Regardless, it seems like a good idea to avoid becoming fat: the weight of evidence to show that it will harm your future health is heavy indeed, especially when it comes to cardiovascular disease:

Overweight and obesity likely cause myocardial infarction (MI) and ischemic heart disease (IHD); however, whether coexisting metabolic syndrome is a necessary condition is unknown. To test the hypothesis that overweight and obesity with and without metabolic syndrome are associated with increased risk of MI and IHD [we] examined 71,527 individuals from the Copenhagen General Population Study and categorized them according to body mass index (BMI) as normal weight, overweight, or obese and according to absence or presence of metabolic syndrome.

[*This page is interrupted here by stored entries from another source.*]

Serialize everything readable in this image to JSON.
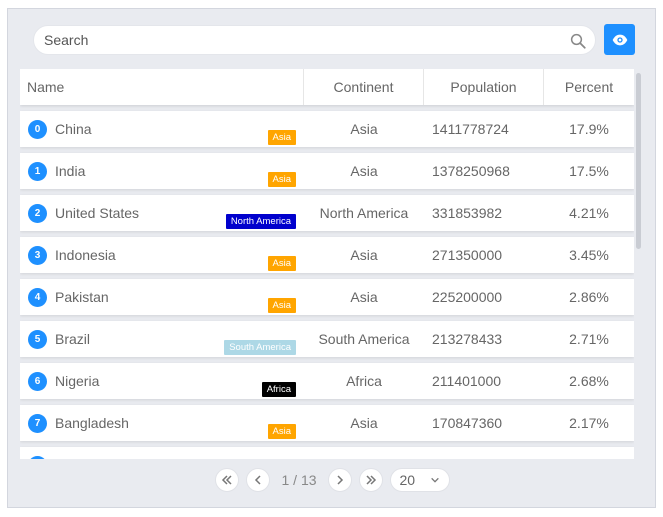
{
  "search": {
    "placeholder": "Search"
  },
  "columns": {
    "name": "Name",
    "continent": "Continent",
    "population": "Population",
    "percent": "Percent"
  },
  "rows": [
    {
      "index": "0",
      "name": "China",
      "tag": "Asia",
      "tag_color": "#ffa500",
      "continent": "Asia",
      "population": "1411778724",
      "percent": "17.9%"
    },
    {
      "index": "1",
      "name": "India",
      "tag": "Asia",
      "tag_color": "#ffa500",
      "continent": "Asia",
      "population": "1378250968",
      "percent": "17.5%"
    },
    {
      "index": "2",
      "name": "United States",
      "tag": "North America",
      "tag_color": "#0000cd",
      "continent": "North America",
      "population": "331853982",
      "percent": "4.21%"
    },
    {
      "index": "3",
      "name": "Indonesia",
      "tag": "Asia",
      "tag_color": "#ffa500",
      "continent": "Asia",
      "population": "271350000",
      "percent": "3.45%"
    },
    {
      "index": "4",
      "name": "Pakistan",
      "tag": "Asia",
      "tag_color": "#ffa500",
      "continent": "Asia",
      "population": "225200000",
      "percent": "2.86%"
    },
    {
      "index": "5",
      "name": "Brazil",
      "tag": "South America",
      "tag_color": "#add8e6",
      "continent": "South America",
      "population": "213278433",
      "percent": "2.71%"
    },
    {
      "index": "6",
      "name": "Nigeria",
      "tag": "Africa",
      "tag_color": "#000000",
      "continent": "Africa",
      "population": "211401000",
      "percent": "2.68%"
    },
    {
      "index": "7",
      "name": "Bangladesh",
      "tag": "Asia",
      "tag_color": "#ffa500",
      "continent": "Asia",
      "population": "170847360",
      "percent": "2.17%"
    }
  ],
  "pagination": {
    "page_info": "1 / 13",
    "page_size": "20"
  },
  "colors": {
    "accent": "#1e90ff"
  }
}
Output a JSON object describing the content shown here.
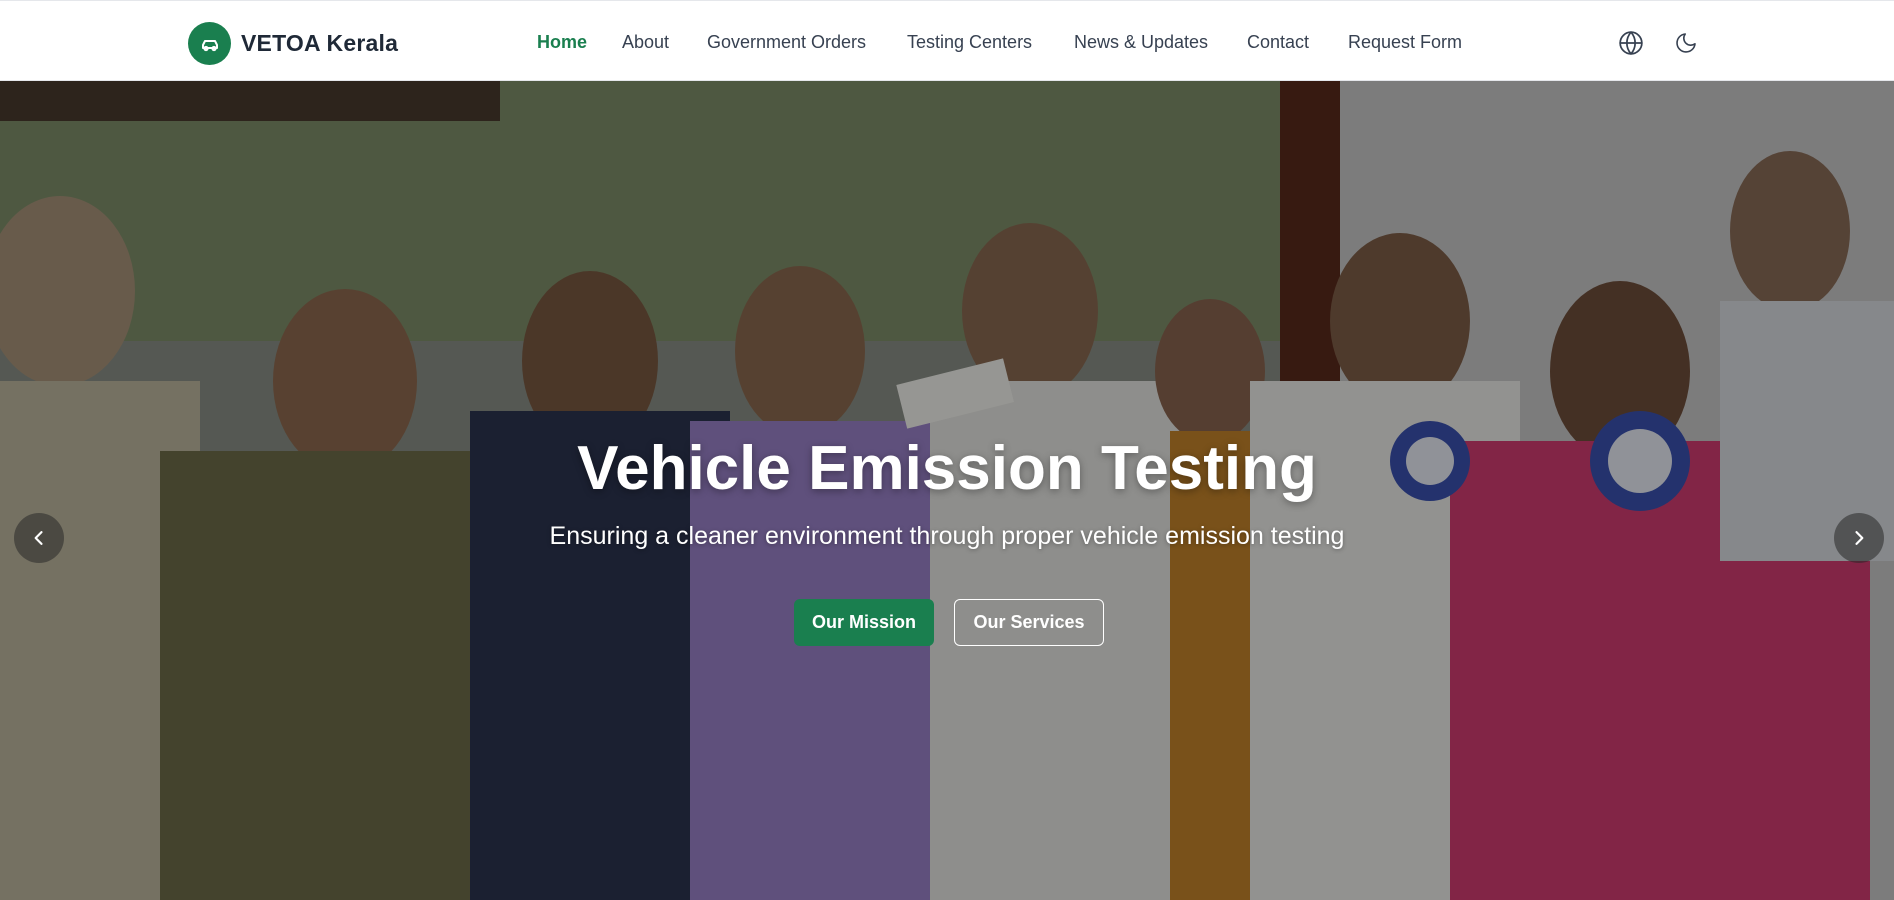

For MI, multivariable adjusted hazard ratios vs normal weight individuals without metabolic syndrome were 1.26 in overweight and 1.88 in obese individuals without metabolic syndrome and 1.39 in normal weight, 1.70 in overweight, and 2.33 in obese individuals with metabolic syndrome. For IHD, results were similar but attenuated. Among individuals both with and without metabolic syndrome there were increasing cumulative incidences of MI and IHD from normal weight through overweight to obese individuals.

These findings suggest that overweight and obesity are risk factors for MI and IHD regardless of the presence or absence of metabolic syndrome and that metabolic syndrome is no more valuable than BMI in identifying individuals at risk.